Below is a timeline of the key events that shaped gold and silver prices throughout the year.
January–March: Tariffs revive early safe-haven demand
Gold entered the year at elevated levels, reflecting ongoing uncertainty over inflation, interest rates and spillover risks from the war in Ukraine. Momentum accelerated in March, when prices broke above $3,000 (€2,544) per ounce for the first time in 2025. The move followed growing fears over new and expanded US tariffs under President Donald Trump, particularly on steel and aluminium, alongside the prospect of broader trade measures. Markets interpreted these developments as signs of an intensifying trade war and rising inflation risk, prompting investors to increase exposure to gold. Silver initially lagged, reacting more cautiously during the early phase of the rally.
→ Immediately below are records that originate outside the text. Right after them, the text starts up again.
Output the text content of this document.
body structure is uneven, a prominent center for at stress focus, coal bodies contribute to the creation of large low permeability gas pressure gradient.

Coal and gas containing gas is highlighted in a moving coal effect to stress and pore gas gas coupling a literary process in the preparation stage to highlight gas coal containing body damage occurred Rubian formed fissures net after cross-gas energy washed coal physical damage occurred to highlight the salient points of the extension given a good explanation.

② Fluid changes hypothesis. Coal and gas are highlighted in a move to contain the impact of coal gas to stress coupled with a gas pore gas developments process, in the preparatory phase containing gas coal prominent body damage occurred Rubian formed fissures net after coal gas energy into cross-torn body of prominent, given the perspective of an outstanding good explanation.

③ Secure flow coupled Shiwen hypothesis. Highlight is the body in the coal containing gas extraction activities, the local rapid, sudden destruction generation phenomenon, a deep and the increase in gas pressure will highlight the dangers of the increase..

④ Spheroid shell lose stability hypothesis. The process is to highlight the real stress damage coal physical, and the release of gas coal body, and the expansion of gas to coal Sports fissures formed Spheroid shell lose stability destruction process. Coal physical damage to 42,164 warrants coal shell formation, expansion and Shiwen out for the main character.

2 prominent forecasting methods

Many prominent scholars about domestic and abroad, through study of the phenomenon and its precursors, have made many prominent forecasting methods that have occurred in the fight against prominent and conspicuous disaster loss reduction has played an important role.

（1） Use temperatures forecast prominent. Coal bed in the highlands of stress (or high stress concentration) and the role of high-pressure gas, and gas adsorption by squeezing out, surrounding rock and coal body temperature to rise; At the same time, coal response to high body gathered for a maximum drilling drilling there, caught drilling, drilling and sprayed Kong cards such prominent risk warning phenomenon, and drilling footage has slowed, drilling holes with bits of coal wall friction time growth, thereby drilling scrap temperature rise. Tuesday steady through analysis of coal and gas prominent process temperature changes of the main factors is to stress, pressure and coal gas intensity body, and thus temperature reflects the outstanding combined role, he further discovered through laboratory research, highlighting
April–June: Middle East conflict intensifies the rally
The announcement of Trump’s so-called Liberation Day tariffs on 2 April marked another turning point. Spot gold surged toward record highs above $3,100 (€2,628) per troy ounce as traders positioned for an escalating global trade conflict. The metal continued to grind higher through spring and early summer, eventually reaching new peaks of up to $3,354 (€2,842). Broader geopolitical stress reinforced the move, particularly renewed tensions in the Middle East. In late June, the conflict intensified dramatically when the US Air Force and Navy struck three nuclear facilities in Iran amid the Iran–Israel war, further boosting demand for safe-haven assets.
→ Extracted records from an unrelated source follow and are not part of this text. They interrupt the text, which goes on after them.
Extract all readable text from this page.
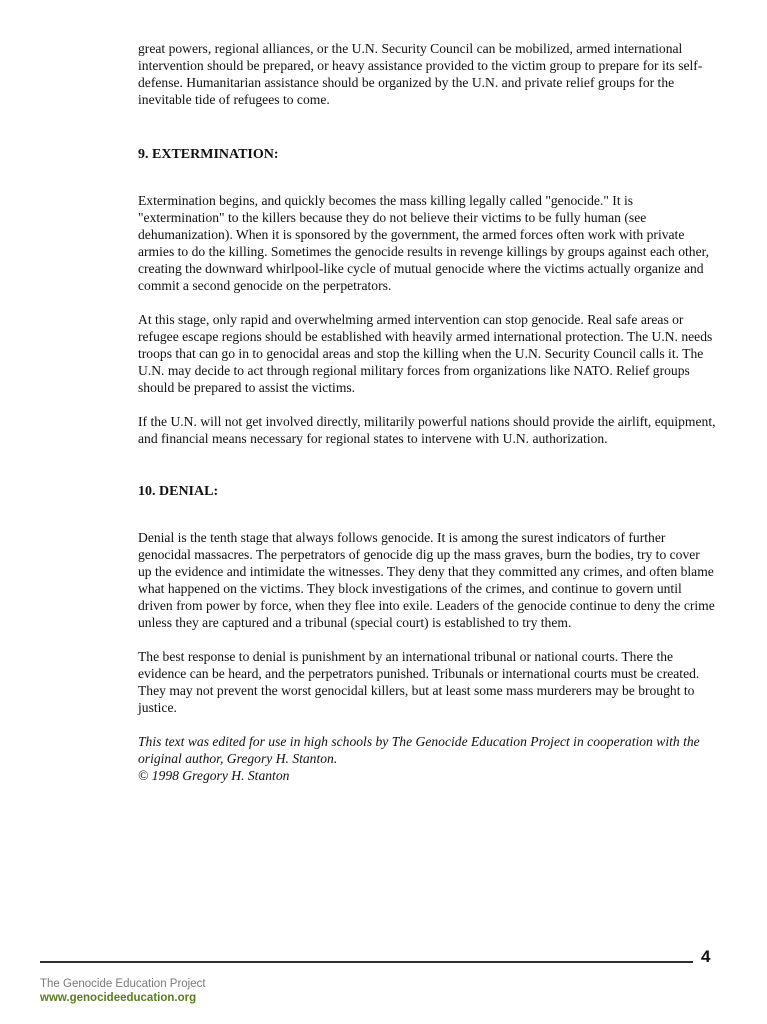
great powers, regional alliances, or the U.N. Security Council can be mobilized, armed international intervention should be prepared, or heavy assistance provided to the victim group to prepare for its self-defense. Humanitarian assistance should be organized by the U.N. and private relief groups for the inevitable tide of refugees to come.

9. EXTERMINATION:

Extermination begins, and quickly becomes the mass killing legally called "genocide." It is "extermination" to the killers because they do not believe their victims to be fully human (see dehumanization). When it is sponsored by the government, the armed forces often work with private armies to do the killing. Sometimes the genocide results in revenge killings by groups against each other, creating the downward whirlpool-like cycle of mutual genocide where the victims actually organize and commit a second genocide on the perpetrators.

At this stage, only rapid and overwhelming armed intervention can stop genocide. Real safe areas or refugee escape regions should be established with heavily armed international protection. The U.N. needs troops that can go in to genocidal areas and stop the killing when the U.N. Security Council calls it. The U.N. may decide to act through regional military forces from organizations like NATO. Relief groups should be prepared to assist the victims.

If the U.N. will not get involved directly, militarily powerful nations should provide the airlift, equipment, and financial means necessary for regional states to intervene with U.N. authorization.

10. DENIAL:

Denial is the tenth stage that always follows genocide. It is among the surest indicators of further genocidal massacres. The perpetrators of genocide dig up the mass graves, burn the bodies, try to cover up the evidence and intimidate the witnesses. They deny that they committed any crimes, and often blame what happened on the victims. They block investigations of the crimes, and continue to govern until driven from power by force, when they flee into exile. Leaders of the genocide continue to deny the crime unless they are captured and a tribunal (special court) is established to try them.

The best response to denial is punishment by an international tribunal or national courts. There the evidence can be heard, and the perpetrators punished. Tribunals or international courts must be created. They may not prevent the worst genocidal killers, but at least some mass murderers may be brought to justice.

This text was edited for use in high schools by The Genocide Education Project in cooperation with the original author, Gregory H. Stanton.

© 1998 Gregory H. Stanton

4
The Genocide Education Project
www.genocideeducation.org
July–September: Fed pressure and tariffs fuel sustained gains
A public confrontation between President Trump and Federal Reserve chair Jerome Powell over interest rates added fresh fuel to gold’s mid-year rally. Trump repeatedly criticised Powell for keeping rates elevated and pushed for cuts that failed to materialise, stoking speculation about potential changes in Fed leadership. Against this backdrop, spot gold climbed above $3,400 (€2,883) per ounce during the summer, supported by both monetary policy uncertainty and unresolved trade tensions. On 11 July, Trump unveiled a sweeping tariff package, much of which came into force on 1 August after earlier delays. The move reinforced a broader trend of central banks increasing gold holdings as part of long-term reserve diversification. Silver extended its own advance, reaching $38.46 per ounce in mid-July.
October–November: Gold breaks $4,000 amid mounting risks
Gold crossed the psychologically important $4,000 (€3,392) per ounce threshold in early October as investors balanced expectations of US rate cuts against persistent geopolitical and policy uncertainty. By 13 October, prices exceeded $4,133 (€3,504) amid ongoing US–China trade tensions. Later in the month, tentative optimism around trade talks briefly pushed gold back below $4,000, but the broader upward trend remained intact. Investors also monitored the risk of a US government shutdown and continued public criticism of the Federal Reserve from the Trump administration. By late November, gold was on track for its fourth consecutive monthly gain, trading around $4,210 (€3,567) on 28 November, while silver hit a fresh record near $56.78 (€48.12) per ounce.
December: Venezuela tensions cap a historic year
Late December proved to be the most dramatic phase of the rally. Gold surged above $4,490 per troy ounce, while silver approached $70 per ounce as investors rushed into safe havens following reports of US military action and attempts to seize Venezuela-linked oil tankers. Markets also priced in expectations of further Federal Reserve rate cuts in 2026, a shift that could reduce real yields and continue to support bullion prices. Combined with a weakening US dollar, these forces cemented 2025 as a landmark year for precious metals.